Because I've done some more digging and have a possible reason why you see different CPU load changes than I do, including how you said that you didn't see much benefit from reducing the number of extra calculations.
If the instructions are double-precision, K8, which is Athlon64 and Athlon64 X2, only has a 64-bit wide SSE pathway. To handle 128-bit DP instructions, the K8 core has to split the instruction in half and process the halves. This means that 128-bit DP instructions coming into the pipeline may encounter a split-process-reassemble chain.
So, in addition to the 128-bit, are the numbers also double-precision? That ties back to the post on the Intel forum, btw, and may include whatever IPP calls you use.

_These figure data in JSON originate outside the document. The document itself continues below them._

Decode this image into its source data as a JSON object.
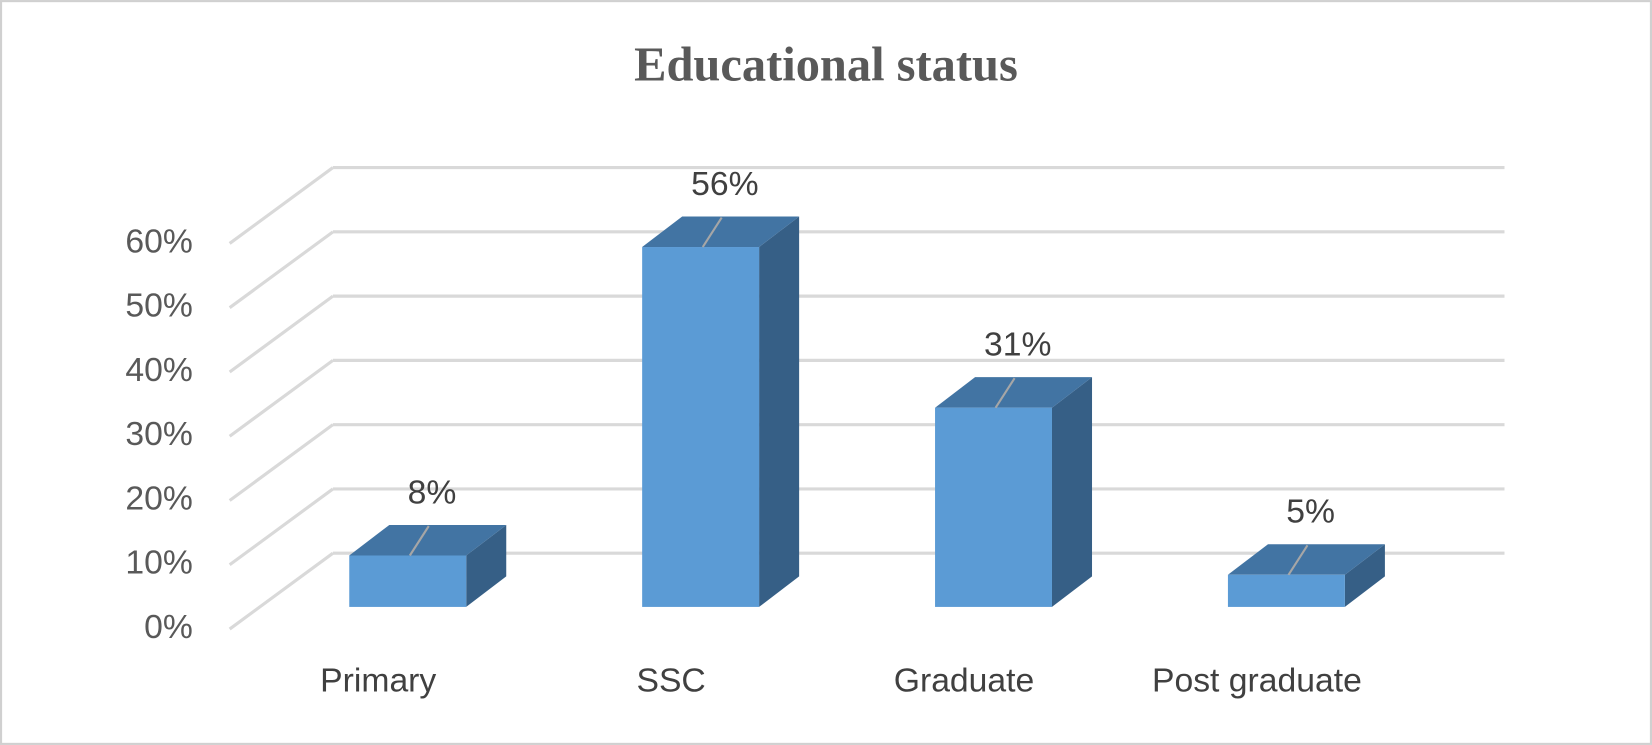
{
  "chart_data": {
    "type": "bar3d",
    "title": "Educational status",
    "categories": [
      "Primary",
      "SSC",
      "Graduate",
      "Post graduate"
    ],
    "values": [
      8,
      56,
      31,
      5
    ],
    "value_labels": [
      "8%",
      "56%",
      "31%",
      "5%"
    ],
    "color": "#5b9bd5",
    "ylim": [
      0,
      60
    ],
    "yticks": [
      {
        "value": 0,
        "label": "0%"
      },
      {
        "value": 10,
        "label": "10%"
      },
      {
        "value": 20,
        "label": "20%"
      },
      {
        "value": 30,
        "label": "30%"
      },
      {
        "value": 40,
        "label": "40%"
      },
      {
        "value": 50,
        "label": "50%"
      },
      {
        "value": 60,
        "label": "60%"
      }
    ],
    "grid": true
  }
}
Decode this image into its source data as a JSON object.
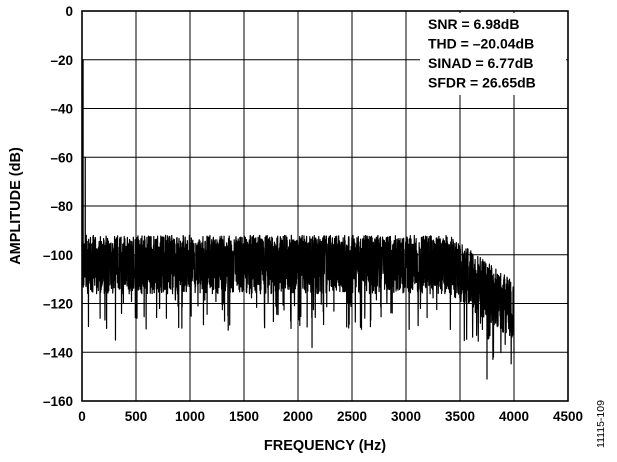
{
  "chart_data": {
    "type": "line",
    "xlabel": "FREQUENCY (Hz)",
    "ylabel": "AMPLITUDE (dB)",
    "xlim": [
      0,
      4500
    ],
    "ylim": [
      -160,
      0
    ],
    "x_ticks": [
      0,
      500,
      1000,
      1500,
      2000,
      2500,
      3000,
      3500,
      4000,
      4500
    ],
    "y_ticks": [
      0,
      -20,
      -40,
      -60,
      -80,
      -100,
      -120,
      -140,
      -160
    ],
    "x_tick_labels": [
      "0",
      "500",
      "1000",
      "1500",
      "2000",
      "2500",
      "3000",
      "3500",
      "4000",
      "4500"
    ],
    "y_tick_labels": [
      "0",
      "–20",
      "–40",
      "–60",
      "–80",
      "–100",
      "–120",
      "–140",
      "–160"
    ],
    "grid": true,
    "line_color": "#000000",
    "annotations": [
      "SNR = 6.98dB",
      "THD = –20.04dB",
      "SINAD = 6.77dB",
      "SFDR = 26.65dB"
    ],
    "annotation_placement": "top-right",
    "peaks": [
      {
        "x": 10,
        "y": -20
      },
      {
        "x": 30,
        "y": -60
      }
    ],
    "noise_floor": {
      "x_range": [
        0,
        4000
      ],
      "mean_level_low_freq": -103,
      "spread_low_freq": [
        -118,
        -93
      ],
      "rolloff_start": 3400,
      "mean_level_at_4000": -122,
      "min_spikes": [
        {
          "x": 310,
          "y": -135
        },
        {
          "x": 2130,
          "y": -138
        },
        {
          "x": 3750,
          "y": -151
        },
        {
          "x": 3810,
          "y": -142
        }
      ]
    },
    "figure_id": "11115-109"
  }
}
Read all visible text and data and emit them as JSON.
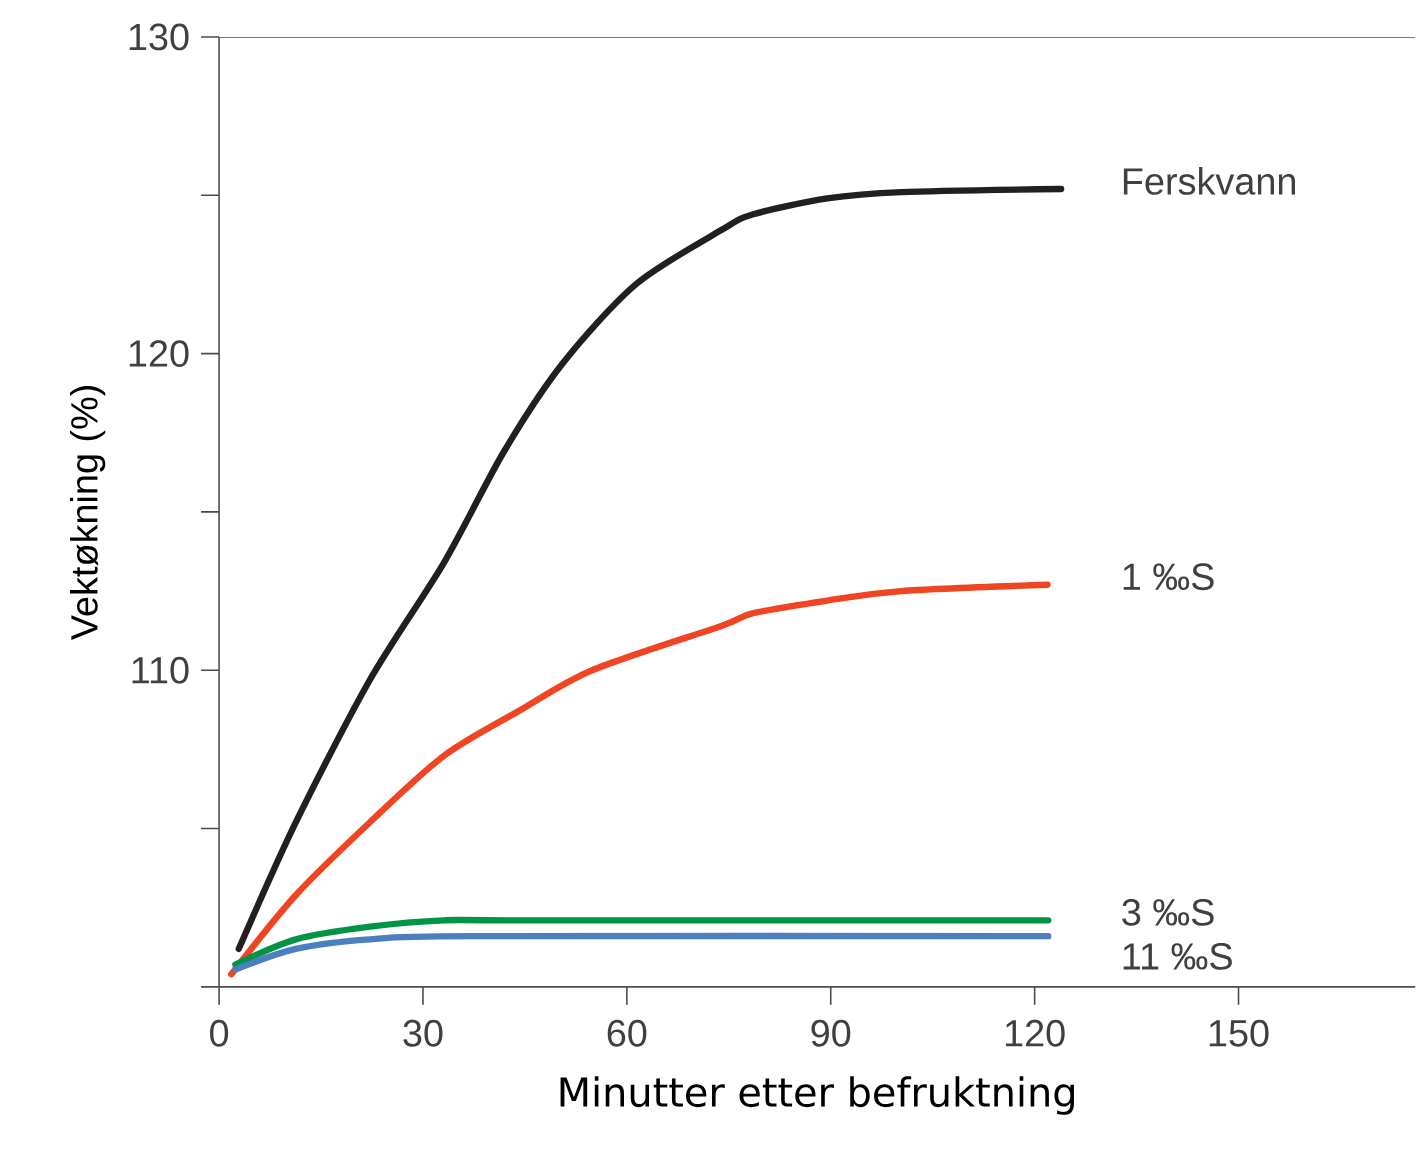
{
  "chart_data": {
    "type": "line",
    "xlabel": "Minutter etter befruktning",
    "ylabel": "Vektøkning (%)",
    "xlim": [
      0,
      176
    ],
    "xticks": [
      0,
      30,
      60,
      90,
      120,
      150
    ],
    "ylim": [
      100,
      130
    ],
    "yticks": [
      {
        "value": 100,
        "label": null
      },
      {
        "value": 105,
        "label": null
      },
      110,
      {
        "value": 115,
        "label": null
      },
      120,
      {
        "value": 125,
        "label": null
      },
      130
    ],
    "grid": false,
    "legend": false,
    "marker": "none",
    "line_style": "solid",
    "series": [
      {
        "name": "Ferskvann",
        "color": "#231f20",
        "x": [
          2.9,
          11.3,
          22.2,
          33.1,
          41.9,
          50.6,
          61.4,
          73.9,
          78.6,
          89.5,
          100.4,
          123.9
        ],
        "values": [
          101.2,
          105.2,
          109.7,
          113.4,
          116.9,
          119.7,
          122.2,
          123.9,
          124.4,
          124.9,
          125.1,
          125.2
        ]
      },
      {
        "name": "1 ‰S",
        "color": "#ef4523",
        "x": [
          1.8,
          11.3,
          22.2,
          33.1,
          44,
          54.9,
          73.9,
          78.6,
          89.5,
          100.4,
          121.9
        ],
        "values": [
          100.4,
          102.9,
          105.2,
          107.3,
          108.7,
          110.0,
          111.4,
          111.8,
          112.2,
          112.5,
          112.7
        ]
      },
      {
        "name": "3 ‰S",
        "color": "#009444",
        "x": [
          2.4,
          11.3,
          22.2,
          33.1,
          45,
          122
        ],
        "values": [
          100.7,
          101.5,
          101.9,
          102.1,
          102.1,
          102.1
        ]
      },
      {
        "name": "11 ‰S",
        "color": "#4a7fc1",
        "x": [
          2.4,
          11.3,
          22.2,
          37.5,
          122
        ],
        "values": [
          100.55,
          101.2,
          101.5,
          101.6,
          101.6
        ]
      }
    ]
  }
}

These very detailed architectural differences can't really be compensated for by reducing the number of cores you have running or slowing the processor down, as your Core2 system handles SSE(x) very differently internally, to the point of where you'd have to be able to manipulate the performance of a Core2 system down to the XMM / SSE register level.
Bottom line here: Not requesting you rewrite to only generate 64-bit chunks, but just requesting you re-examine removing the unneeded steps in the various filters, because for every 1 unneeded step, K8 may be taking up to 3 unneeded steps (split-process-process-combine vs. process).